Tuesday, August 05, 2014

The Vision (8.5.14): The Power of Darkness



Note:  Here some notes to the conclusion of last Sunday morning’s sermon, focusing on Luke 22:53b.

Finally, Jesus declares to those who came to arrest him, “but this is your hour, and the power of darkness” (v. 53b).

The phrase “the hour” does not refer to chronological time but to kairos time.  Earlier in his ministry, Jesus could say at the wedding in Cana of Galilee:  “Mine hour is not yet come” (John 2:4).   Now, he says to those arresting him, it is your hour, your moment, to take me to the cross.  It is the time for the power of darkness to be manifested.  The Messiah must be crucified.  The wrath of God must be poured out.  Without the shedding of blood there is no redemption; there is no restoration.

But Jesus also knew that after the power of darkness would not prevail, in the end, over the power of light.  The hour when evil triumphs will be followed by the hour when God triumphs, the hour when God has the victory in the resurrection of Jesus from the dead.  In the High Priestly Prayer, Jesus says: “Father, the hour is come:  glorify they Son, that thy Son also may glorify thee” (John 17:2).

I have had interest in the impact of Jesus on our culture and society.  It is an impact I often try to emphasize with college students when teaching course on The Life and Teaching of Jesus.  Along these lines, I recently finished an interesting book by Baylor University sociologist and author Rodney Stark titled, The Victory of Reason:  How Christianity led to Freedom, Capitalism, and Western Success (Random House, 2005).

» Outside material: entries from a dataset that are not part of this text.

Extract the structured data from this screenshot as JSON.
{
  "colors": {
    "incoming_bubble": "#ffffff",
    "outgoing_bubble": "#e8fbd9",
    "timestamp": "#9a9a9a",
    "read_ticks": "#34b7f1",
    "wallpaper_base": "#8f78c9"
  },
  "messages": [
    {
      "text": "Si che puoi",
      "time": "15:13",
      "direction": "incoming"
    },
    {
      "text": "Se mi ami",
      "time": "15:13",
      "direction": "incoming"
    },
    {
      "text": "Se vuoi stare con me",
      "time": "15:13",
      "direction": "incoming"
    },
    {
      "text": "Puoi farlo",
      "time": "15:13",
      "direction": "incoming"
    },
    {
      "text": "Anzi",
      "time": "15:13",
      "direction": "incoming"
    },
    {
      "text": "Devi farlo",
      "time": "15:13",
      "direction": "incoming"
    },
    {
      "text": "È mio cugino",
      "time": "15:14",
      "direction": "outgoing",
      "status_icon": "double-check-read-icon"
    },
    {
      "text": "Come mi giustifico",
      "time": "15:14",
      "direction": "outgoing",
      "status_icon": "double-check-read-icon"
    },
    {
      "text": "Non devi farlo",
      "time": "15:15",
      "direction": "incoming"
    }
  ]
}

The book’s conclusion begins with this paragraph:

Christianity created Western Civilization. Had the followers of Jesus remained an obscure Jewish sect, most of you would not have learned to read and the rest of you would be reading from hand-copied scrolls.  Without a theology committed to reason, progress, and moral equality, today the entire modern world would be about where non-European societies were in, say, 1800:  A world with many astrologers and alchemists but no scientists.  A world of despots, lacking universities, banks, factories, eyeglasses, chimneys, and pianos.  A world where most infants do not live to the age of five and many women die in childbirth—a world truly living in the “dark ages” (p. 233).

I think Stark is right in his analysis, but it fails to consider an even worse hypothetical.  If Christ has not come and the gospel not been heralded, our problems would have been far greater than our material, cultural, or political state.  It would have been far worse than not having universities, banks, and eyeglasses.  Had Christ not come and the gospel not been heralded, we would still be living in the spiritual dark ages, under the power of darkness.